Since by (4),  $\gcd(j,\,2)=1$,  the integer $j$ has to be odd.  In order that (5) would be valid, also $k$ must be odd.  Therefore,  $j^{2}\equiv 1\pmod{4}$  and  $k^{2}\equiv 1\pmod{4}$,  and thus (5) changes to

 $\displaystyle m\equiv 1\pmod{4}.$ (6)

If we conversely assume (6) and that $j,\,k$ are odd and  $l=2$, then (5) is true, $p,\,q$ are integers and accordingly (1) is an algebraic integer.

We have now obtained the following result:

• When  $m\not\equiv 1\pmod{4}$,  the integers of the field $\mathbb{Q}(\sqrt{m})$ are

 $a+b\sqrt{m}$

where $a,\,b$ are arbitrary rational integers;

• when  $m\equiv 1\pmod{4}$,  in to the numbers $a+b\sqrt{m}$, also the numbers

 $\frac{j+k\sqrt{m}}{2},$

with $j,\,k$ arbitrary odd integers, are integers of the field.
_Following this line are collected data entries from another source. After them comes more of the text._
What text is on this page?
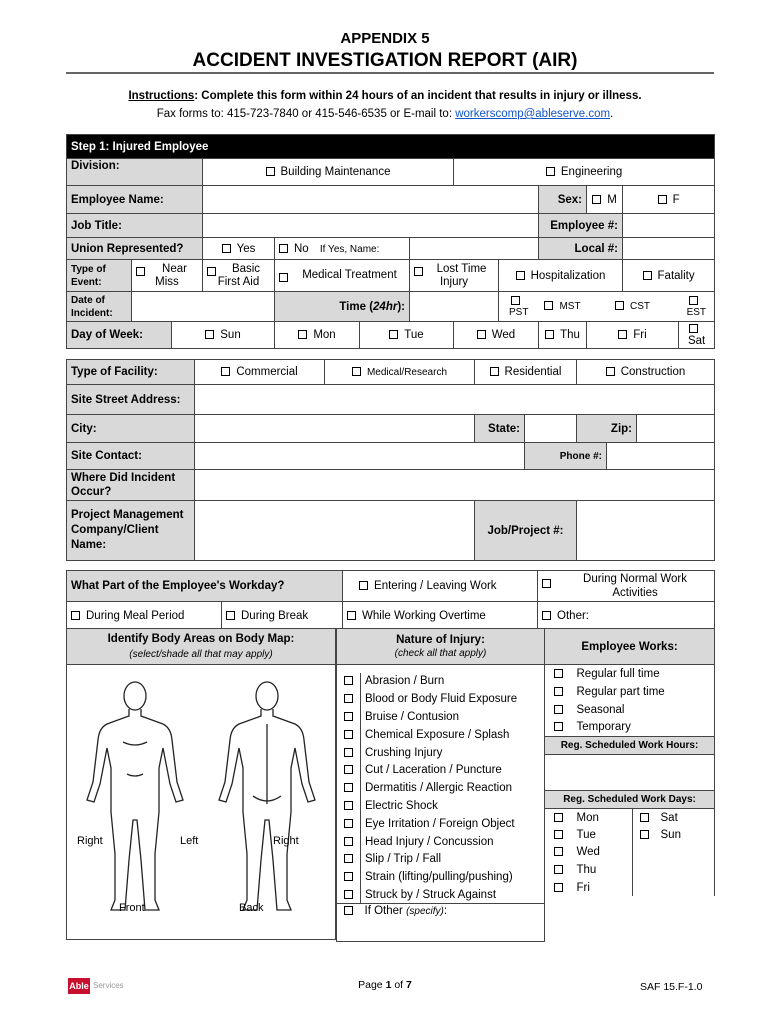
APPENDIX 5
ACCIDENT INVESTIGATION REPORT (AIR)
Instructions: Complete this form within 24 hours of an incident that results in injury or illness.
Fax forms to: 415-723-7840 or 415-546-6535 or E-mail to: workerscomp@ableserve.com.
Step 1: Injured Employee												
Division:			Building Maintenance				Engineering					
Employee Name:									Sex:	M	F	
Job Title:									Employee #:			
Union Represented?			Yes	No If Yes, Name:					Local #:			
Type of Event:	Near Miss		Basic First Aid	Medical Treatment		Lost Time Injury		Hospitalization			Fatality	
Date of Incident:				Time (24hr):				PST	MST	CST		EST
Day of Week:		Sun		Mon	Tue		Wed		Thu	Fri		Sat
Type of Facility:	Commercial	Medical/Research	Residential		Construction		
Site Street Address:							
City:			State:		Zip:		
Site Contact:				Phone #:			
Where Did Incident Occur?							
Project Management Company/Client Name:			Job/Project #:				
What Part of the Employee's Workday?		Entering / Leaving Work	During Normal Work Activities

During Meal Period	During Break	While Working Overtime	Other:
Identify Body Areas on Body Map:
(select/shade all that may apply)
Right	Left	Right
Front	Back
Nature of Injury:
(check all that apply)	

	Abrasion / Burn
	Blood or Body Fluid Exposure
	Bruise / Contusion
	Chemical Exposure / Splash
	Crushing Injury
	Cut / Laceration / Puncture
	Dermatitis / Allergic Reaction
	Electric Shock
	Eye Irritation / Foreign Object
	Head Injury / Concussion
	Slip / Trip / Fall
	Strain (lifting/pulling/pushing)
	Struck by / Struck Against
	If Other (specify):
Employee Works:			
	Regular full time		
	Regular part time		
	Seasonal		
	Temporary		
Reg. Scheduled Work Hours:			

Reg. Scheduled Work Days:			
	Mon		Sat
	Tue		Sun
	Wed		
	Thu		
	Fri		
Able Services	Page 1 of 7	SAF 15.F-1.0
Then, it may be easily inferred the

If we denote

 $\omega:=\begin{cases}&\frac{1+\sqrt{m}}{2}\quad\mbox{when }m\equiv 1\pmod{4},% \\ &\sqrt{m}\quad\mbox{ when }m\not\equiv 1\pmod{4},\end{cases}$

then any integer of the quadratic field $\mathbb{Q}(\sqrt{m})$ may be expressed in the form

 $a\!+\!b\omega,$

where $a$ and $b$ are uniquely determined rational integers.  Conversely, every number of this form is an integer of the field.  One says that 1 and $\omega$ form an integral basis of the field.

## References

• 1 K. Väisälä: Lukuteorian ja korkeamman algebran alkeet.  Tiedekirjasto No. 17. Kustannusosakeyhtiö Otava, Helsinki (1950).